BackgroundLycopene (lyc) supplementation was shown to efficiently prevent multiple hepatic injuries. This study was assembled to examine lyc protective effects against non-alcoholic fatty liver disease (NAFLD) experimentally-induced in rats. MethodsThe experiment was completed in eight weeks. Rats were indiscriminately distributed into four main groups: the control group and the high fat diet (HFD) fed group, received 1 mL/kg corn oil orally 3 times per week. Lyc only-treated group and HFD/lyc fed group, received 4 mg/kg of lyc orally 3 times per week.
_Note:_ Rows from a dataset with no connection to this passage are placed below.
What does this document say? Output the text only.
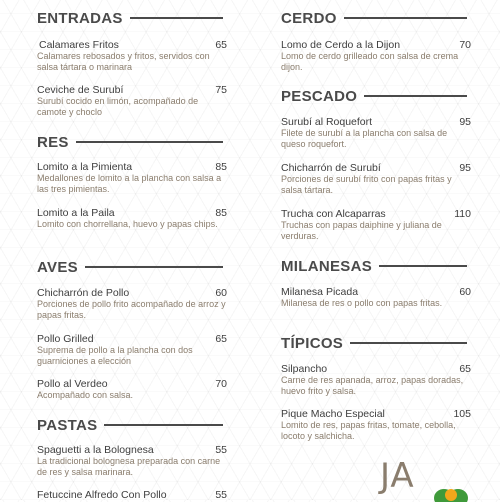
ENTRADAS
Calamares Fritos	65
Calamares rebosados y fritos, servidos con salsa tártara o marinara
Ceviche de Surubí	75
Surubí cocido en limón, acompañado de camote y choclo
RES
Lomito a la Pimienta	85
Medallones de lomito a la plancha con salsa a las tres pimientas.
Lomito a la Paila	85
Lomito con chorrellana, huevo y papas chips.
AVES
Chicharrón de Pollo	60
Porciones de pollo frito acompañado de arroz y papas fritas.
Pollo Grilled	65
Suprema de pollo a la plancha con dos guarniciones a elección
Pollo al Verdeo	70
Acompañado con salsa.
PASTAS
Spaguetti a la Bolognesa	55
La tradicional bolognesa preparada con carne de res y salsa marinara.
Fetuccine Alfredo Con Pollo	55
CERDO
Lomo de Cerdo a la Dijon	70
Lomo de cerdo grilleado con salsa de crema dijon.
PESCADO
Surubí al Roquefort	95
Filete de surubí a la plancha con salsa de queso roquefort.
Chicharrón de Surubí	95
Porciones de surubí frito con papas fritas y salsa tártara.
Trucha con Alcaparras	110
Truchas con papas daiphine y juliana de verduras.
MILANESAS
Milanesa Picada	60
Milanesa de res o pollo con papas fritas.
TÍPICOS
Silpancho	65
Carne de res apanada, arroz, papas doradas, huevo frito y salsa.
Pique Macho Especial	105
Lomito de res, papas fritas, tomate, cebolla, locoto y salchicha.
JA
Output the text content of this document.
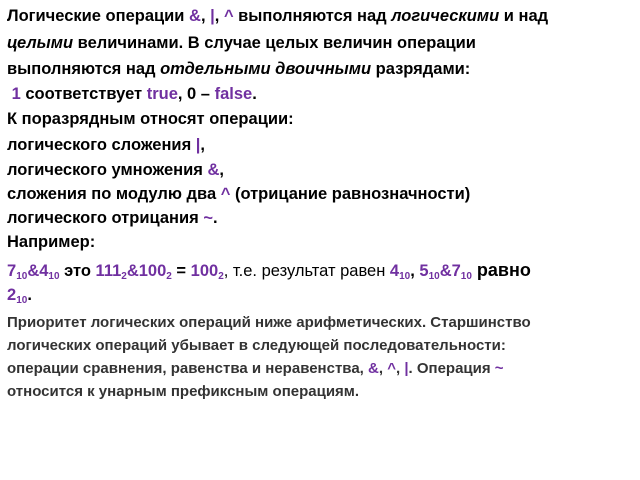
Логические операции &, |, ^ выполняются над логическими и над

целыми величинами. В случае целых величин операции

выполняются над отдельными двоичными разрядами:

1 соответствует true, 0 – false.

К поразрядным относят операции:

логического сложения |,

логического умножения &,

сложения по модулю два ^ (отрицание равнозначности)

логического отрицания ~.

Например:

$7_{10}\&4_{10}$ это $111_2\&100_2 = 100_2$, т.е. результат равен $4_{10}$, $5_{10}\&7_{10}$ равно

$2_{10}$.

Приоритет логических операций ниже арифметических. Старшинство

логических операций убывает в следующей последовательности:

операции сравнения, равенства и неравенства, &, ^, |. Операция ~

относится к унарным префиксным операциям.
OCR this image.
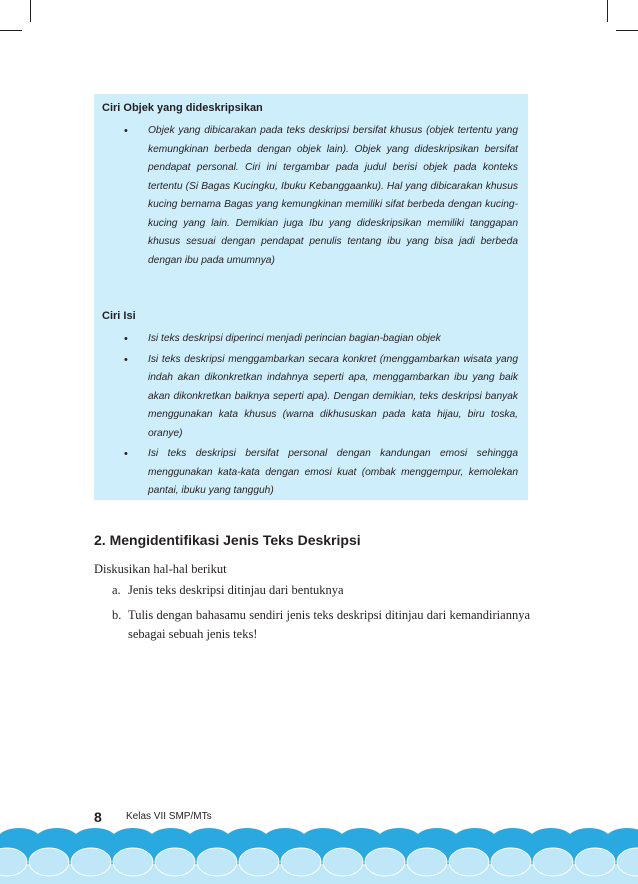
Ciri Objek yang dideskripsikan
• Objek yang dibicarakan pada teks deskripsi bersifat khusus (objek tertentu yang kemungkinan berbeda dengan objek lain). Objek yang dideskripsikan bersifat pendapat personal. Ciri ini tergambar pada judul berisi objek pada konteks tertentu (Si Bagas Kucingku, Ibuku Kebanggaanku). Hal yang dibicarakan khusus kucing bernama Bagas yang kemungkinan memiliki sifat berbeda dengan kucing-kucing yang lain. Demikian juga Ibu yang dideskripsikan memiliki tanggapan khusus sesuai dengan pendapat penulis tentang ibu yang bisa jadi berbeda dengan ibu pada umumnya)
Ciri Isi
• Isi teks deskripsi diperinci menjadi perincian bagian-bagian objek
• Isi teks deskripsi menggambarkan secara konkret (menggambarkan wisata yang indah akan dikonkretkan indahnya seperti apa, menggambarkan ibu yang baik akan dikonkretkan baiknya seperti apa). Dengan demikian, teks deskripsi banyak menggunakan kata khusus (warna dikhususkan pada kata hijau, biru toska, oranye)
• Isi teks deskripsi bersifat personal dengan kandungan emosi sehingga menggunakan kata-kata dengan emosi kuat (ombak menggempur, kemolekan pantai, ibuku yang tangguh)
2. Mengidentifikasi Jenis Teks Deskripsi
Diskusikan hal-hal berikut
a. Jenis teks deskripsi ditinjau dari bentuknya
b. Tulis dengan bahasamu sendiri jenis teks deskripsi ditinjau dari kemandiriannya sebagai sebuah jenis teks!
8 Kelas VII SMP/MTs
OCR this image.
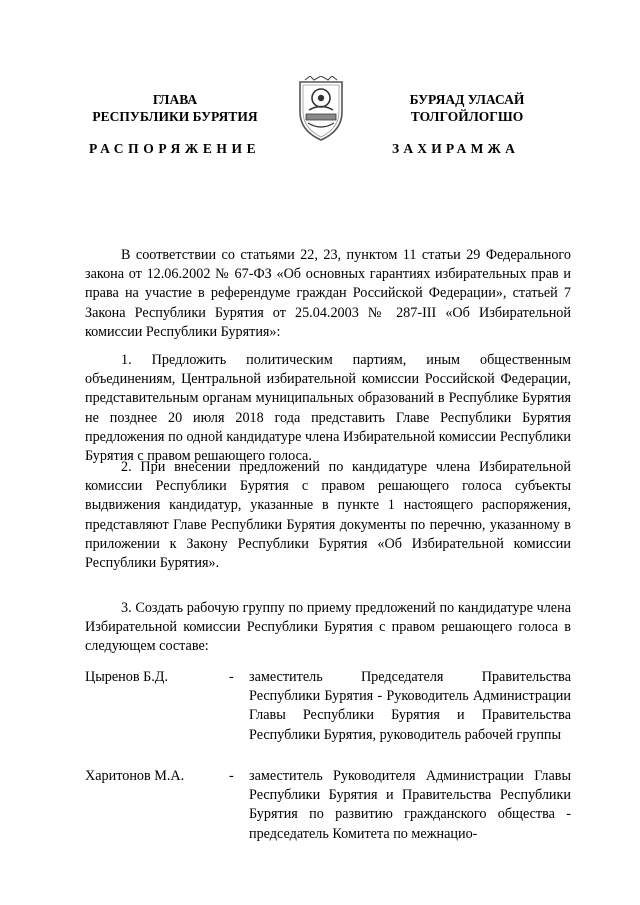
ГЛАВА
РЕСПУБЛИКИ БУРЯТИЯ
БУРЯАД УЛАСАЙ
ТОЛГОЙЛОГШО
РАСПОРЯЖЕНИЕ	ЗАХИРАМЖА

В соответствии со статьями 22, 23, пунктом 11 статьи 29 Федерального закона от 12.06.2002 № 67-ФЗ «Об основных гарантиях избирательных прав и права на участие в референдуме граждан Российской Федерации», статьей 7 Закона Республики Бурятия от 25.04.2003 № 287-III «Об Избирательной комиссии Республики Бурятия»:

1. Предложить политическим партиям, иным общественным объединениям, Центральной избирательной комиссии Российской Федерации, представительным органам муниципальных образований в Республике Бурятия не позднее 20 июля 2018 года представить Главе Республики Бурятия предложения по одной кандидатуре члена Избирательной комиссии Республики Бурятия с правом решающего голоса.

2. При внесении предложений по кандидатуре члена Избирательной комиссии Республики Бурятия с правом решающего голоса субъекты выдвижения кандидатур, указанные в пункте 1 настоящего распоряжения, представляют Главе Республики Бурятия документы по перечню, указанному в приложении к Закону Республики Бурятия «Об Избирательной комиссии Республики Бурятия».

3. Создать рабочую группу по приему предложений по кандидатуре члена Избирательной комиссии Республики Бурятия с правом решающего голоса в следующем составе:

Цыренов Б.Д.	- заместитель Председателя Правительства Республики Бурятия - Руководитель Администрации Главы Республики Бурятия и Правительства Республики Бурятия, руководитель рабочей группы
Харитонов М.А.	- заместитель Руководителя Администрации Главы Республики Бурятия и Правительства Республики Бурятия по развитию гражданского общества - председатель Комитета по межнацио-
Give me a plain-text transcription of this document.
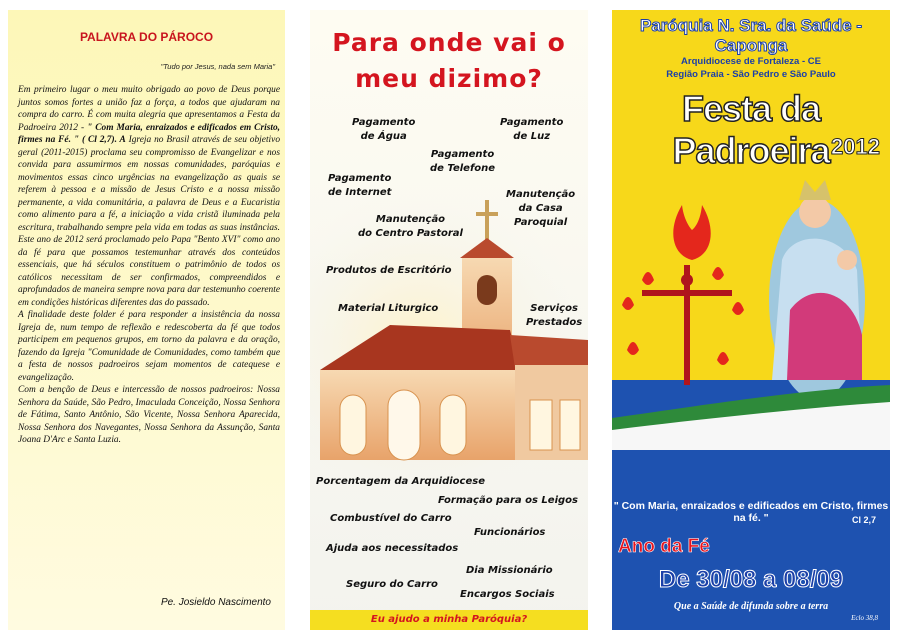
PALAVRA DO PÁROCO
"Tudo por Jesus, nada sem Maria"
Em primeiro lugar o meu muito obrigado ao povo de Deus porque juntos somos fortes a união faz a força, a todos que ajudaram na compra do carro. É com muita alegria que apresentamos a Festa da Padroeira 2012 - " Com Maria, enraizados e edificados em Cristo, firmes na Fé. " ( Cl 2,7). A Igreja no Brasil através de seu objetivo geral (2011-2015) proclama seu compromisso de Evangelizar e nos convida para assumirmos em nossas comunidades, paróquias e movimentos essas cinco urgências na evangelização as quais se referem à pessoa e a missão de Jesus Cristo e a nossa missão permanente, a vida comunitária, a palavra de Deus e a Eucaristia como alimento para a fé, a iniciação a vida cristã iluminada pela escritura, trabalhando sempre pela vida em todas as suas instâncias. Este ano de 2012 será proclamado pelo Papa "Bento XVI" como ano da fé para que possamos testemunhar através dos conteúdos essenciais, que há séculos constituem o patrimônio de todos os católicos necessitam de ser confirmados, compreendidos e aprofundados de maneira sempre nova para dar testemunho coerente em condições históricas diferentes das do passado.
A finalidade deste folder é para responder a insistência da nossa Igreja de, num tempo de reflexão e redescoberta da fé que todos participem em pequenos grupos, em torno da palavra e da oração, fazendo da Igreja "Comunidade de Comunidades, como também que a festa de nossos padroeiros sejam momentos de catequese e evangelização.
Com a benção de Deus e intercessão de nossos padroeiros: Nossa Senhora da Saúde, São Pedro, Imaculada Conceição, Nossa Senhora de Fátima, Santo Antônio, São Vicente, Nossa Senhora Aparecida, Nossa Senhora dos Navegantes, Nossa Senhora da Assunção, Santa Joana D'Arc e Santa Luzia.
Pe. Josieldo Nascimento
Para onde vai o
meu dizimo?
Pagamento
de Água
Pagamento
de Luz
Pagamento
de Telefone
Pagamento
de Internet	Manutenção
da Casa
Paroquial
Manutenção
do Centro Pastoral
Produtos de Escritório
Material Liturgico	Serviços
Prestados
Porcentagem da Arquidiocese
Formação para os Leigos
Combustível do Carro
Funcionários
Ajuda aos necessitados
Dia Missionário
Seguro do Carro
Encargos Sociais
Eu ajudo a minha Paróquia?
Paróquia N. Sra. da Saúde - Caponga
Arquidiocese de Fortaleza - CE
Região Praia - São Pedro e São Paulo
Festa da Padroeira 2012
" Com Maria, enraizados e edificados em Cristo, firmes na fé. "	Cl 2,7
Ano da Fé
De 30/08 a 08/09
Que a Saúde de difunda sobre a terra
Eclo 38,8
ResultsLyc significantly renovated liver enzymes and alleviated histopathological abrasions induced by HFD. Moreover, lyc significantly enhanced insulin receptor substrate 2 (IRS 2) expression by 25 % and ameliorated oxidative stress injury through restoring GSH level by 218 % and Nrf 2 expression by 56 %. Additionally, lyc significantly reduced pro-inflammatory cytokines production; interleukin-6; IL-6 and tumor necrosis factor-alpha; TNF-α by 52 % and 57 % respectively, and inhibited nuclear factor-κB (NF-κB) by 52 %. Finally, lyc significantly reduced transforming growth factor-β (TGF-β) expression by 52 % and α-smooth muscle actin (α-SMA) expression by 53 % as well as collagen accumulation. ConclusionAccording to these findings, lyc may be recommended as a promising dietary agent in the management of NAFLD.